What do you think are the most important changes or advancements SPE has made during your 25-year tenure with the Society? The most important developments the oil and gas industry has made?
SPE and the oil industry have always been two sides of the same coin. As the industry grew in technology, complexity, and geography, so did SPE match it with its own growth and development. In many ways, the incredible complexity of challenges that we have faced over the last 3 decades drove us to integrating complex technologies from across a whole spectrum of disciplines. This went way beyond geology and geophysics to include breaking advances in information technology, oceanography, robotics, communication, chemistry, and the full range of environmental sciences. This compressed process of knowledge, technology transfer, and integration is probably the most important development that I have seen in the industry in recent years.
How critical a role do professional societies, such as SPE, play in promoting professionalism and high ethical standards in the global oil and gas industry?

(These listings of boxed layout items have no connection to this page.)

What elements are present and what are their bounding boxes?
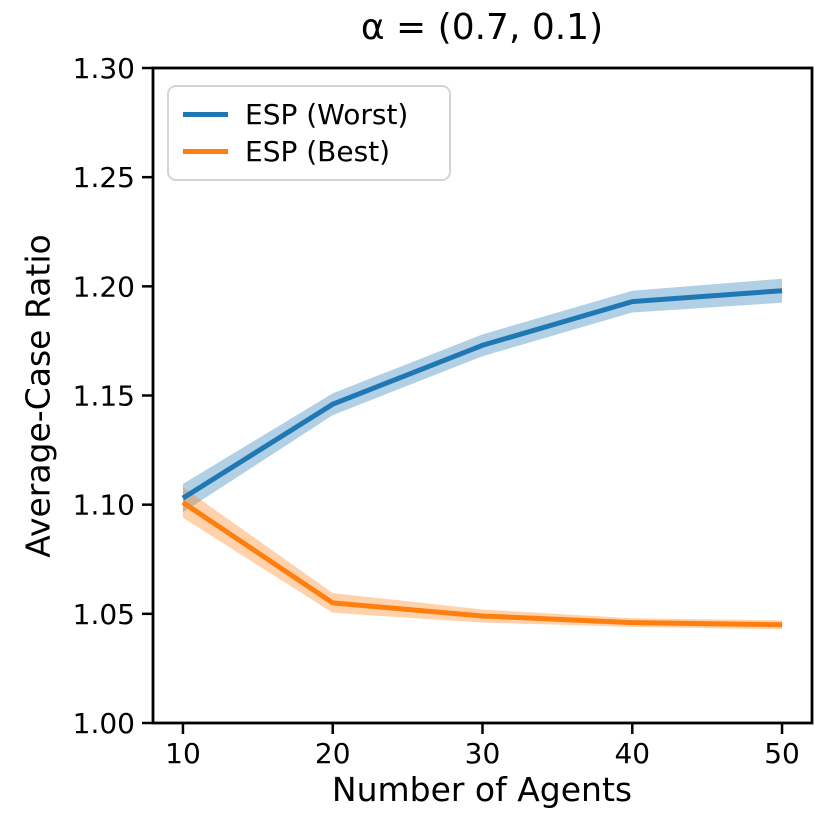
y-tick-label: 1.20 — [73, 270, 135, 303]
y-tick-label: 1.05 — [73, 598, 135, 631]
legend-item-esp-best: ESP (Best) — [183, 135, 435, 168]
series-line-1 — [181, 500, 783, 628]
series-band-1 — [182, 487, 783, 630]
x-tick-label: 30 — [465, 737, 501, 770]
x-tick-label: 20 — [315, 737, 351, 770]
chart-title: α = (0.7, 0.1) — [360, 7, 604, 48]
legend-line-swatch-best — [183, 149, 228, 155]
y-tick-label: 1.25 — [73, 161, 135, 194]
y-tick-label: 1.10 — [73, 489, 135, 522]
y-tick-label: 1.30 — [73, 52, 135, 85]
y-axis-label: Average-Case Ratio — [18, 234, 58, 558]
y-tick-label: 1.15 — [73, 380, 135, 413]
series-band-0 — [182, 278, 783, 513]
legend-label-esp-worst: ESP (Worst) — [245, 97, 409, 131]
legend-label-esp-best: ESP (Best) — [245, 135, 391, 169]
legend-item-esp-worst: ESP (Worst) — [183, 98, 435, 131]
x-tick-label: 40 — [614, 737, 650, 770]
y-tick-label: 1.00 — [73, 707, 135, 740]
x-tick-label: 50 — [764, 737, 800, 770]
x-axis-label: Number of Agents — [331, 770, 633, 809]
legend-line-swatch-worst — [183, 111, 228, 117]
legend: ESP (Worst) ESP (Best) — [167, 85, 451, 181]
x-tick-label: 10 — [165, 737, 201, 770]
series-line-0 — [181, 288, 783, 501]
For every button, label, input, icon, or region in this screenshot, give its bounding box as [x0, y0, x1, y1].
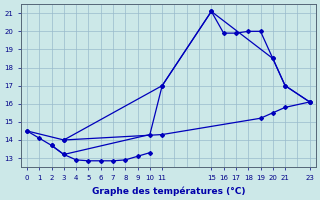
X-axis label: Graphe des températures (°C): Graphe des températures (°C) — [92, 186, 245, 196]
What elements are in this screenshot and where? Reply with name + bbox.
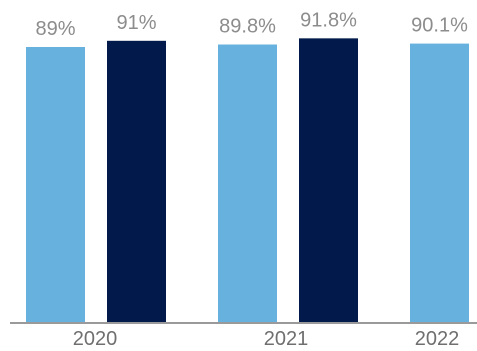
value-label-4: 90.1%: [411, 15, 468, 37]
bar-2021-3: [299, 38, 358, 322]
value-label-0: 89%: [35, 18, 75, 40]
bars-layer: [26, 38, 469, 323]
value-label-2: 89.8%: [219, 16, 276, 38]
bar-2020-1: [107, 40, 166, 323]
value-labels-layer: 89% 91% 89.8% 91.8% 90.1%: [35, 9, 468, 40]
x-tick-label-2021: 2021: [264, 328, 309, 350]
x-tick-label-2022: 2022: [415, 328, 460, 350]
bar-2022-4: [410, 43, 469, 322]
bar-2020-0: [26, 46, 85, 323]
value-label-1: 91%: [116, 12, 156, 34]
bar-2021-2: [218, 44, 277, 322]
tick-labels-layer: 2020 2021 2022: [73, 328, 460, 350]
value-label-3: 91.8%: [300, 9, 357, 31]
x-tick-label-2020: 2020: [73, 328, 118, 350]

The vital role of energy in driving the global economy is something we are all pretty well aware of. Not surprisingly, this means that professionals are always under pressure to deliver new projects or production capacity under harsher and harsher conditions. More often than not, this is exacerbated by massive financial exposure and little or no margin for error.
This situation creates pressures to look for compromises in those areas that may have little immediate impact but may or may not be appropriate. That is true whether you are working with unproven reserves and resource estimates, anticipated production rates, reservoir depletion strategies, the management of hazardous byproducts, or the conservation of natural resources. These are universal issues that can surface in Alberta’s tar sands, the Niger River delta, the Arabian Gulf, or the Sakhalin peninsula.
When you have that kind of pressure, professional peer support along with well-established professional standards and a tradition of operational transparency are the best insurance for sustaining excellence and integrity in our industry.
What role can SPE play in helping to ensure that the industry has the technology and the technical talent it needs for the future?
The oil and gas industry today provides some of the most exciting and rewarding employment opportunities that any young person could ask for. Unfortunately, we have suffered in the past from too much volatility and too many mergers and acquisitions. Management has had to focus more on budgets and Wall Street than on oil and gas fields.
At Saudi Aramco, we sponsored hundreds of Saudi Arabian high school graduates with full scholarships to the best technical universities in the U.S. just to deal with this problem.